Неожиданно из темной пасти туннеля, в конце которого скрывалась маленькая дверь (одна из двух, расположенных по краям жилого корпуса), на свет вышел человек. Это был Фрэнсис Кварлс, облаченный в белую фланель и солнечное сияние. Он возник перед глазами Дика, словно откровение, – яркий, красивый, стремительный. У Дика перехватило дыхание, сердце екнуло, желудок сжался, слегка закружилась голова. Гринау влюбился.
Фрэнсис прошел мимо, даже не обернувшись. Он шагал с гордо поднятой головой, сонно глядя из-под полуопущенных век. Фрэнсис удалился, и для Дика померк солнечный свет, любимый квадратный двор превратился в тюремный «колодец», а голуби – в отвратительных поедателей мертвечины. Позади раздались приветственные возгласы Партингтона и Гая, но Дик молча ушел прочь. Господи! Как же он ненавидел этих ребят, их желтые, некрасивые лица, их жалкую, глупую болтовню!
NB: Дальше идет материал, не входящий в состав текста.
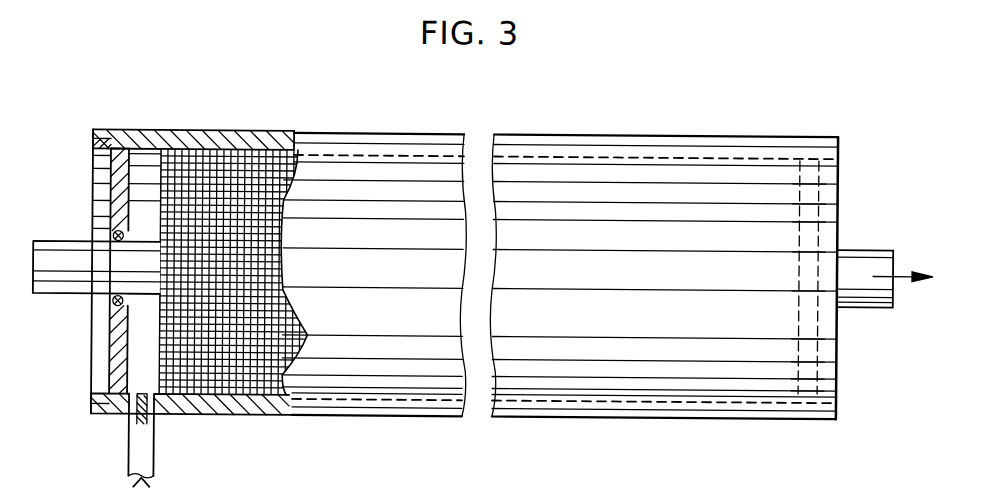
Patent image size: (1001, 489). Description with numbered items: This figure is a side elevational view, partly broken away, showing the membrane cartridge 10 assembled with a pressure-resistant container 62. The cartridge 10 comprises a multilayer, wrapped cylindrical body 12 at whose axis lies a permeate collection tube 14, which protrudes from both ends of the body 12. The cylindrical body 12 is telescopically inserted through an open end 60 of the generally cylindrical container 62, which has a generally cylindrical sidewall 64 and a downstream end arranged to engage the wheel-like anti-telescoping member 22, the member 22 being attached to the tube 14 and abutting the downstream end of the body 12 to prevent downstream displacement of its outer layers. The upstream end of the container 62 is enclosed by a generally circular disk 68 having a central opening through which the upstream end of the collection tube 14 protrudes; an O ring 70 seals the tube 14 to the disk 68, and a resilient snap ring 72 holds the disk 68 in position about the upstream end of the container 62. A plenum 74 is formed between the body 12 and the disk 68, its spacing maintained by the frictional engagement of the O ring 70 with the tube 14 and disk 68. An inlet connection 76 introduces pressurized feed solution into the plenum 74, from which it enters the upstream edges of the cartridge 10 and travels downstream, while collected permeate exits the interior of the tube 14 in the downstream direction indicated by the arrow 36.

The membrane cartridge 10 is at (264, 146).
The cylindrical body 12 is at (264, 416).
The permeate collection tube 14 is at (60, 247).
The wheel-like anti-telescoping member 22 is at (818, 196).
The permeate flow arrow 36 is at (880, 258).
The open end 60 is at (143, 364).
The pressure-resistant container 62 is at (529, 132).
The cylindrical sidewall 64 is at (205, 138).
The circular disk 68 is at (110, 337).
The O ring 70 is at (108, 305).
The resilient snap ring 72 is at (92, 400).
The plenum 74 is at (143, 167).
The inlet connection 76 is at (157, 449).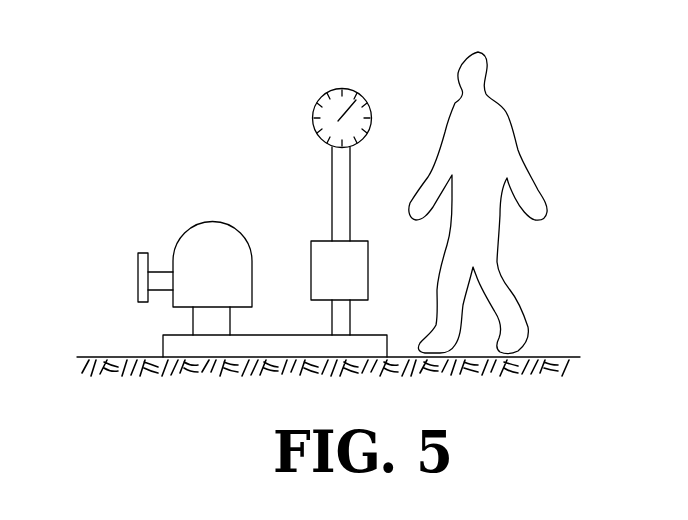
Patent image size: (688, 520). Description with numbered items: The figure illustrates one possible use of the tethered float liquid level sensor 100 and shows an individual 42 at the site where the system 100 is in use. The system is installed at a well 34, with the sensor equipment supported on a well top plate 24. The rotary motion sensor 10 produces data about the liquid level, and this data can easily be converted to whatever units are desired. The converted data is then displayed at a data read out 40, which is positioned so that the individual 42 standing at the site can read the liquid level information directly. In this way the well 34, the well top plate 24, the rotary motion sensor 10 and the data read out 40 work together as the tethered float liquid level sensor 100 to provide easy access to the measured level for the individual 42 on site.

The tethered float liquid level sensor 100 is at (282, 167).
The rotary motion sensor 10 is at (358, 290).
The well top plate 24 is at (174, 334).
The well 34 is at (228, 283).
The data read out 40 is at (333, 88).
The individual 42 is at (487, 60).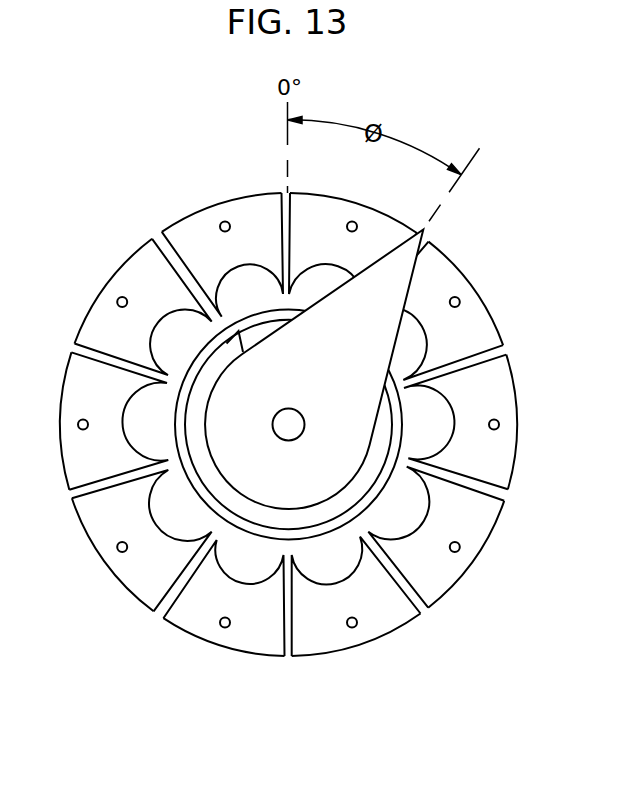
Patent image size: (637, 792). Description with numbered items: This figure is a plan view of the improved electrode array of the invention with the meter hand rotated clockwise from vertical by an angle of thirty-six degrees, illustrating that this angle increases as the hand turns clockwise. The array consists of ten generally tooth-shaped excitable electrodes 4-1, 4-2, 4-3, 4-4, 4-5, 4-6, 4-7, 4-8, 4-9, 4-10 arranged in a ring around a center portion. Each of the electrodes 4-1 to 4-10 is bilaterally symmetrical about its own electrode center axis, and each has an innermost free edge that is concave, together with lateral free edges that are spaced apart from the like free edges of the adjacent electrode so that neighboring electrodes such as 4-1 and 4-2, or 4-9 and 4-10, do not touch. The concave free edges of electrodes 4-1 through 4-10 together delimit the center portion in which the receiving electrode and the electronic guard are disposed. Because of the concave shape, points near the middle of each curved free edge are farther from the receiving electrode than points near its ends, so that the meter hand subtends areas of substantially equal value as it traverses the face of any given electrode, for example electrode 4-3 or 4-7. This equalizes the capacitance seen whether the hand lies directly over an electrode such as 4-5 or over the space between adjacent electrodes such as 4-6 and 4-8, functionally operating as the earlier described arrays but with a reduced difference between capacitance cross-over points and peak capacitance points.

The electrode 4-1 is at (353, 246).
The electrode 4-2 is at (441, 311).
The electrode 4-3 is at (483, 422).
The electrode 4-4 is at (444, 537).
The electrode 4-5 is at (356, 606).
The electrode 4-6 is at (223, 608).
The electrode 4-7 is at (132, 540).
The electrode 4-8 is at (88, 420).
The electrode 4-9 is at (131, 307).
The electrode 4-10 is at (222, 245).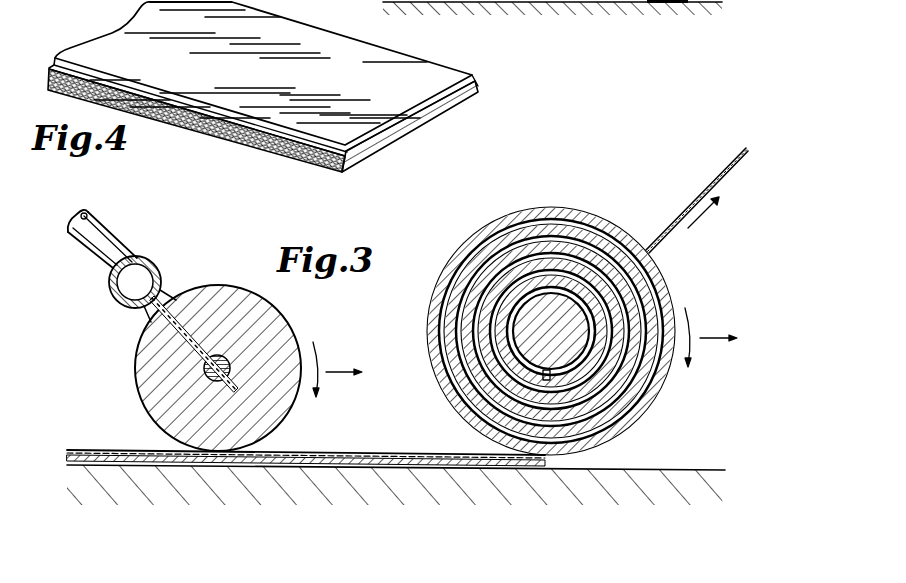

Несколько недель после происшествия во дворе с Диком творились странные вещи – впервые в жизни он взялся писать стихи. Один из сонетов начинался так:
Он снова и снова повторял про себя фразы «с холмов Аркадии» и «божественному слуху наслажденье» и после долгих размышлений решил оставить первый вариант «для своей лиры вдохновенье» – он более гладко и мелодично ложился в строку. Какой замечательный вышел сонет! Почти, как у Китса[8]. Нет, даже лучше – ведь Дик сочинил эти строки сам!
Дик избегал общества Гая, Флеттона и Партингтона. Прежние друзья стали ему отвратительны. Их разговоры (в те редкие моменты, когда Дик заставлял себя вслушиваться) казались лишенными смысла. Он часами просиживал один в своей комнате. Задачи по математике, которые Дик с легкостью решал до судьбоносной встречи с Кварлсом, оставались нетронутыми: он перестал их понимать. Вместо этого зачитывался романами и поэзией миссис Браунинг[9], а в перерывах писал собственные полные неистового восторга стихи.
После изнурительной борьбы со своей трусостью Дик наконец отважился послать Фрэнсису Кварлсу записку с приглашением на чай. Когда последовал довольно сухой отказ, Дик разразился слезами. Последний раз он так сильно плакал в глубоком детстве. Дик неожиданно стал очень религиозен. Отныне он каждый вечер целый час, стоя на коленях, молился. Молился яростно, исступленно. Умерщвлял плоть строгим постом и бдениями. В своем религиозном порыве он дошел аж до самобичевания – по крайней мере пытался. (Ведь невозможно как следует отхлестать себя прутом в крошечной комнате, битком набитой антикварными безделушками, без риска что-нибудь расколотить!) Дик чуть ли не половину ночи проводил, стоя посреди комнаты нагишом в самых невероятных позах и пытаясь причинить себе боль. Затем, когда печальная процедура самоистязания завершалась, он вывешивался из окна, прислушиваясь к тихим звукам июльской ночи и с упоением впитывая ее теплую бархатную черноту.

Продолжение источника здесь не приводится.